15. Purchase of IT services – data trade agreements
Normally, we will act as data controller when the company purchases IT services from a service provider. We are then still responsible for ensuring that data protection legislation is complied with when purchasing IT services, such as HR solutions or customer databases/CRM.
Before purchasing IT services, we must therefore, among other things, assess whether the supplier satisfies the requirements for security required by the Personal Data Act (Article 32). Serio’s suppliers will often be able to document that they meet the requirements. We must also ensure that we enter into a data processing agreement that regulates how the data processor will handle the personal data it receives from and processes on our behalf. Suppliers will often have their own agreements that meet the regulatory requirements.
If the service provider is to transfer personal data to countries outside the EU/EEA, there must be a legal basis for this.
16. Breach of personal data security
In the event of a breach of personal data security (such as hacker attacks or loss of personal data), we shall immediately contact the Norwegian Data Protection Authority to find out what we should do.
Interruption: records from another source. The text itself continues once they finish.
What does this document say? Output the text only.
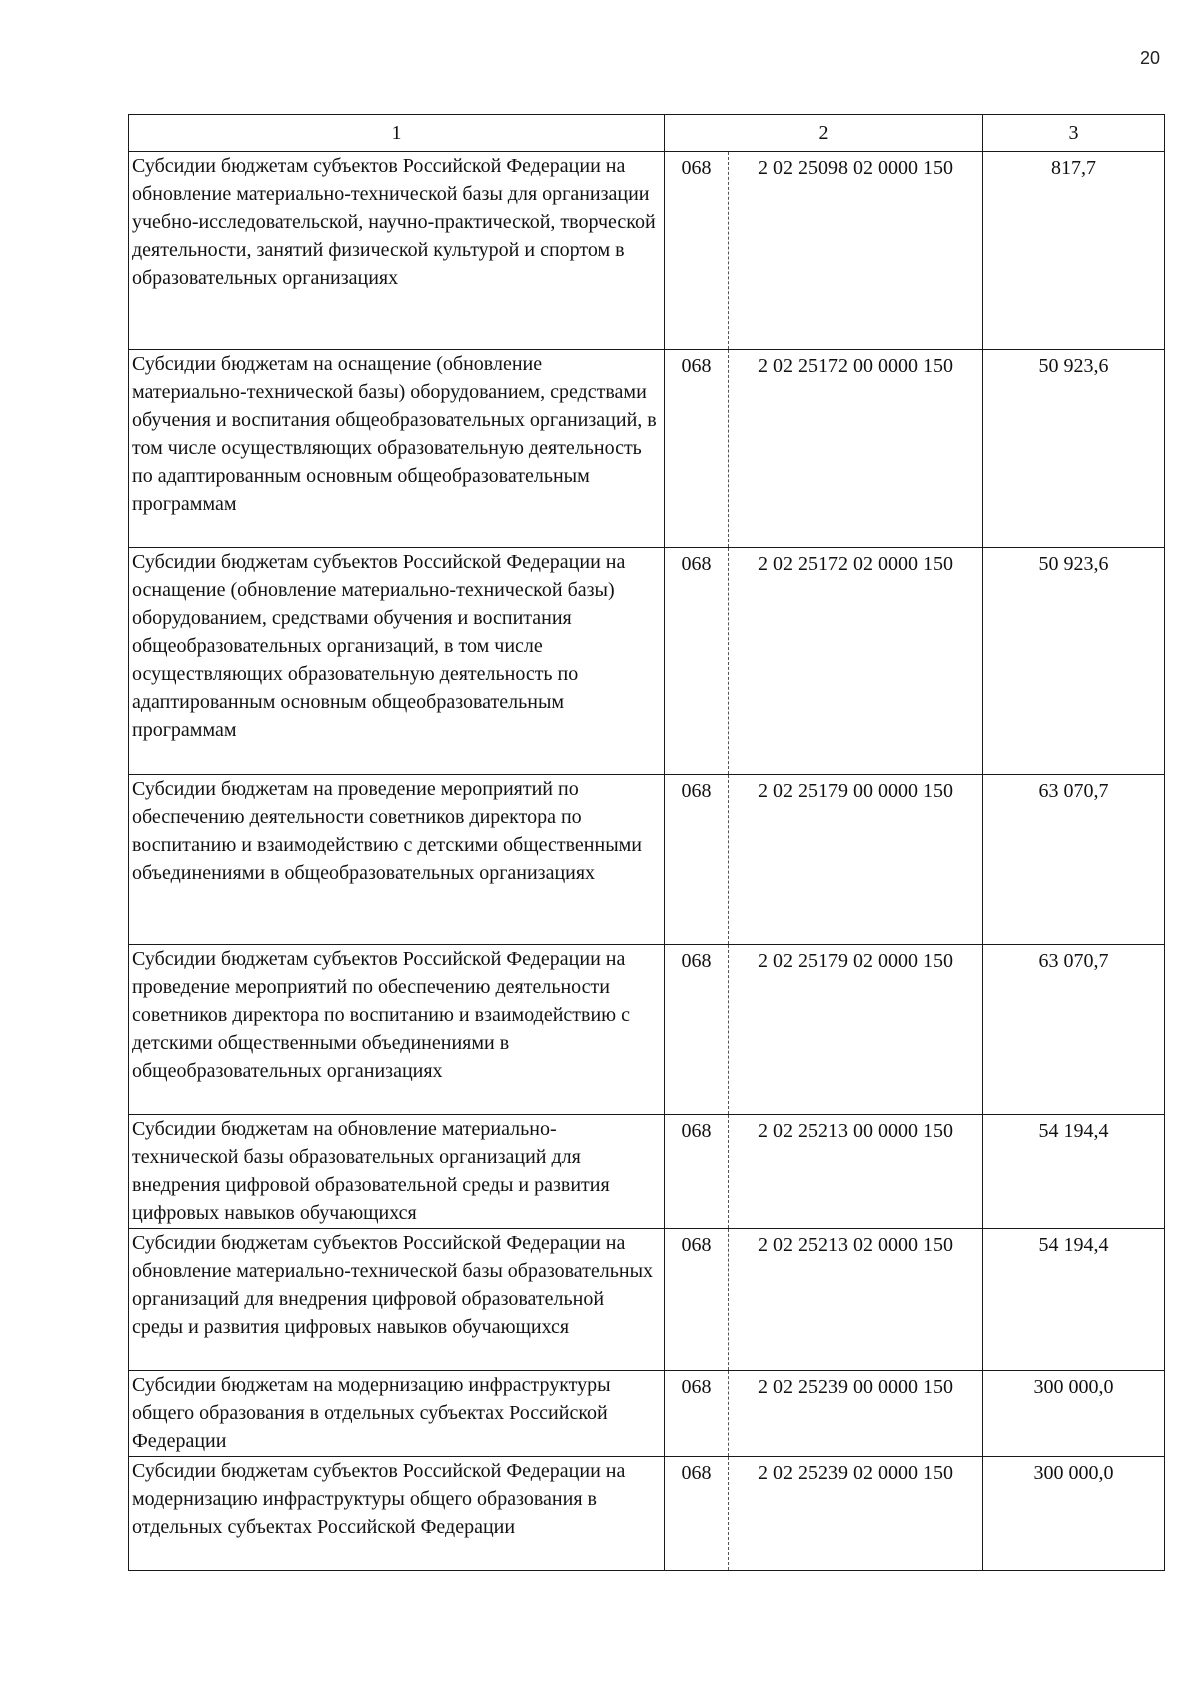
20
1	2		3
Субсидии бюджетам субъектов Российской Федерации на обновление материально-технической базы для организации учебно-исследовательской, научно-практической, творческой деятельности, занятий физической культурой и спортом в образовательных организациях	068	2 02 25098 02 0000 150	817,7
Субсидии бюджетам на оснащение (обновление материально-технической базы) оборудованием, средствами обучения и воспитания общеобразовательных организаций, в том числе осуществляющих образовательную деятельность по адаптированным основным общеобразовательным программам	068	2 02 25172 00 0000 150	50 923,6
Субсидии бюджетам субъектов Российской Федерации на оснащение (обновление материально-технической базы) оборудованием, средствами обучения и воспитания общеобразовательных организаций, в том числе осуществляющих образовательную деятельность по адаптированным основным общеобразовательным программам	068	2 02 25172 02 0000 150	50 923,6
Субсидии бюджетам на проведение мероприятий по обеспечению деятельности советников директора по воспитанию и взаимодействию с детскими общественными объединениями в общеобразовательных организациях	068	2 02 25179 00 0000 150	63 070,7
Субсидии бюджетам субъектов Российской Федерации на проведение мероприятий по обеспечению деятельности советников директора по воспитанию и взаимодействию с детскими общественными объединениями в общеобразовательных организациях	068	2 02 25179 02 0000 150	63 070,7
Субсидии бюджетам на обновление материально-технической базы образовательных организаций для внедрения цифровой образовательной среды и развития цифровых навыков обучающихся	068	2 02 25213 00 0000 150	54 194,4
Субсидии бюджетам субъектов Российской Федерации на обновление материально-технической базы образовательных организаций для внедрения цифровой образовательной среды и развития цифровых навыков обучающихся	068	2 02 25213 02 0000 150	54 194,4
Субсидии бюджетам на модернизацию инфраструктуры общего образования в отдельных субъектах Российской Федерации	068	2 02 25239 00 0000 150	300 000,0
Субсидии бюджетам субъектов Российской Федерации на модернизацию инфраструктуры общего образования в отдельных субъектах Российской Федерации	068	2 02 25239 02 0000 150	300 000,0
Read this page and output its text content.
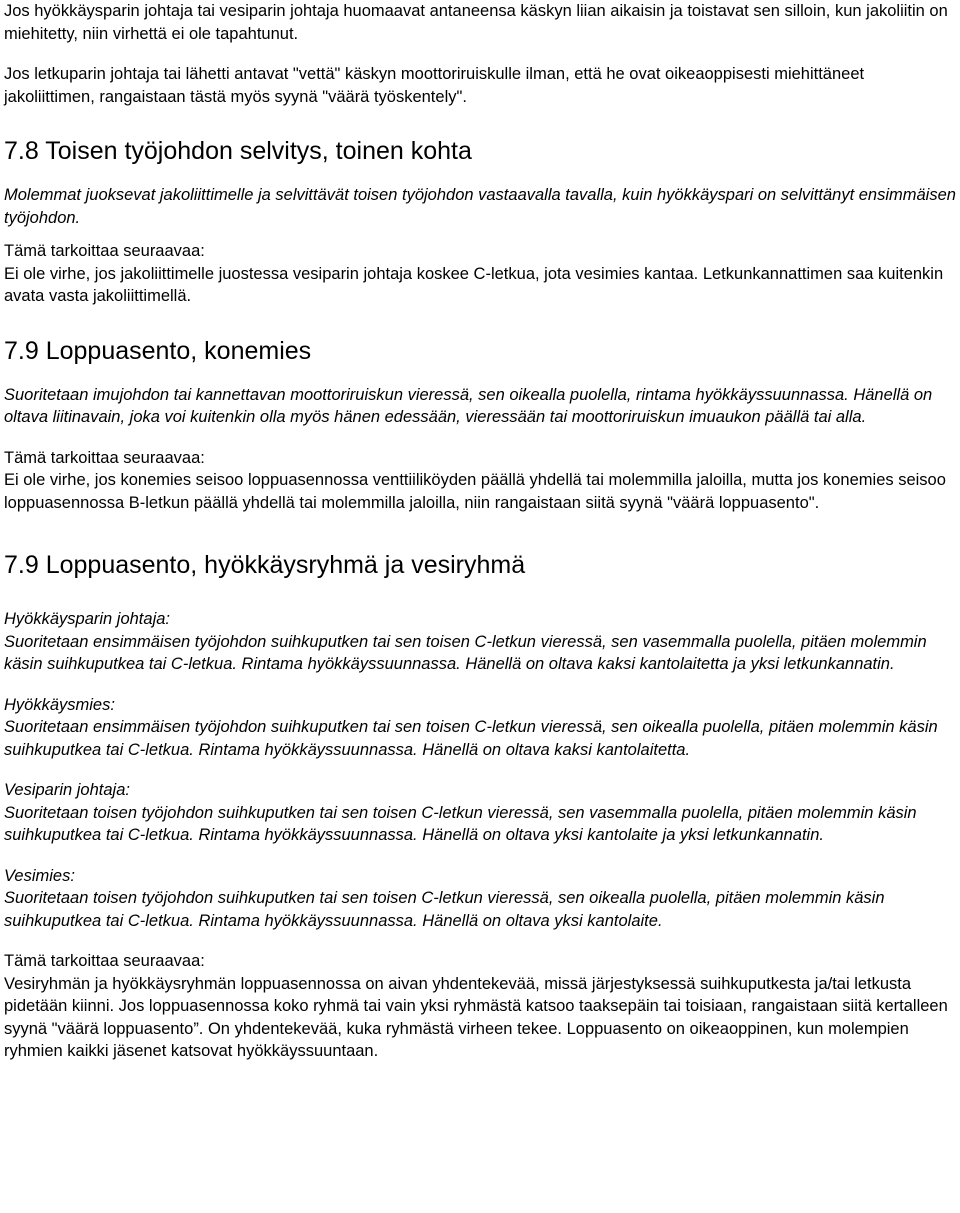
Jos hyökkäysparin johtaja tai vesiparin johtaja huomaavat antaneensa käskyn liian aikaisin ja toistavat sen silloin, kun jakoliitin on miehitetty, niin virhettä ei ole tapahtunut.

Jos letkuparin johtaja tai lähetti antavat "vettä" käskyn moottoriruiskulle ilman, että he ovat oikeaoppisesti miehittäneet jakoliittimen, rangaistaan tästä myös syynä "väärä työskentely".

7.8 Toisen työjohdon selvitys, toinen kohta

Molemmat juoksevat jakoliittimelle ja selvittävät toisen työjohdon vastaavalla tavalla, kuin hyökkäyspari on selvittänyt ensimmäisen työjohdon.

Tämä tarkoittaa seuraavaa:

Ei ole virhe, jos jakoliittimelle juostessa vesiparin johtaja koskee C-letkua, jota vesimies kantaa. Letkunkannattimen saa kuitenkin avata vasta jakoliittimellä.

7.9 Loppuasento, konemies

Suoritetaan imujohdon tai kannettavan moottoriruiskun vieressä, sen oikealla puolella, rintama hyökkäyssuunnassa. Hänellä on oltava liitinavain, joka voi kuitenkin olla myös hänen edessään, vieressään tai moottoriruiskun imuaukon päällä tai alla.

Tämä tarkoittaa seuraavaa:

Ei ole virhe, jos konemies seisoo loppuasennossa venttiiliköyden päällä yhdellä tai molemmilla jaloilla, mutta jos konemies seisoo loppuasennossa B-letkun päällä yhdellä tai molemmilla jaloilla, niin rangaistaan siitä syynä "väärä loppuasento".

7.9 Loppuasento, hyökkäysryhmä ja vesiryhmä

Hyökkäysparin johtaja:

Suoritetaan ensimmäisen työjohdon suihkuputken tai sen toisen C-letkun vieressä, sen vasemmalla puolella, pitäen molemmin käsin suihkuputkea tai C-letkua. Rintama hyökkäyssuunnassa. Hänellä on oltava kaksi kantolaitetta ja yksi letkunkannatin.

Hyökkäysmies:

Suoritetaan ensimmäisen työjohdon suihkuputken tai sen toisen C-letkun vieressä, sen oikealla puolella, pitäen molemmin käsin suihkuputkea tai C-letkua. Rintama hyökkäyssuunnassa. Hänellä on oltava kaksi kantolaitetta.

Vesiparin johtaja:

Suoritetaan toisen työjohdon suihkuputken tai sen toisen C-letkun vieressä, sen vasemmalla puolella, pitäen molemmin käsin suihkuputkea tai C-letkua. Rintama hyökkäyssuunnassa. Hänellä on oltava yksi kantolaite ja yksi letkunkannatin.

Vesimies:

Suoritetaan toisen työjohdon suihkuputken tai sen toisen C-letkun vieressä, sen oikealla puolella, pitäen molemmin käsin suihkuputkea tai C-letkua. Rintama hyökkäyssuunnassa. Hänellä on oltava yksi kantolaite.

Tämä tarkoittaa seuraavaa:

Vesiryhmän ja hyökkäysryhmän loppuasennossa on aivan yhdentekevää, missä järjestyksessä suihkuputkesta ja/tai letkusta pidetään kiinni. Jos loppuasennossa koko ryhmä tai vain yksi ryhmästä katsoo taaksepäin tai toisiaan, rangaistaan siitä kertalleen syynä "väärä loppuasento”. On yhdentekevää, kuka ryhmästä virheen tekee. Loppuasento on oikeaoppinen, kun molempien ryhmien kaikki jäsenet katsovat hyökkäyssuuntaan.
"Breach of personal data security" means breaches that lead to accidental or unlawful destruction, loss, alteration, unlawful dissemination of or access to personal data that we process.
In the event of certain breaches of personal data security, we shall notify the Norwegian Data Protection Authority and occasionally also the data subject. Notification to the Norwegian Data Protection Authority shall take place immediately, and no later than 72 hours after we became aware of the breach. It is not necessary to notify the Norwegian Data Protection Authority if it is unlikely that the breach of personal data security will carry a risk to the rights of individuals. An example is where a security breach has resulted in unauthorized persons gaining access to personal data that is already publicly available.
We are obliged to notify the data subject if it is likely that the breach of personal data security will entail a high risk to the rights and freedoms of individuals. We believe that our processing of personal data can only lead to such risks in exceptional circumstances.
We shall document any breaches of personal data security. We do this by describing the actual circumstances surrounding the breach ("What happened?"). In addition, we will describe the effects of the breach and what measures have been taken to remedy the breach. This documentation shall enable the Norwegian Data Protection Authority to check that the enterprise has complied with the requirements of the Act.
17. Assessment of person protection consequences and preconsultation with the Norwegian Data Protection Authority
We will investigate the privacy implications when planning a processing of personal data that is likely to pose a high risk to people's rights, such as the right to privacy. In assessing whether such an investigation is necessary, we shall consider the nature, scope, coherence, and purpose of the treatment. It should also consider whether it uses new technology.
There are several types of cases where it is necessary to investigate privacy consequences: systematic and comprehensive assessment of personal circumstances when the data is used for automated decisions, the processing of sensitive personal data largely or systematic monitoring of public areas to a large extent.
In the cases above, we will familiarise ourselves with the special rules that apply, including that the Norwegian Data Protection Authority shall occasionally be involved in pre-discussions.
18. Review, update, and revision of the policy
We will update and revise this policy regularly. The background for this is, among other things, that the rules in law and regulations may change, our processing of personal data may be changed, or experience may indicate that we should change our routines. For the same reasons, we will also regularly review and update the forms with mapping of the processing of personal data.
The Managing Director is responsible for ensuring that the need for changes and revisions is identified and incorporated into the document and in the form. This should be done bi-annually.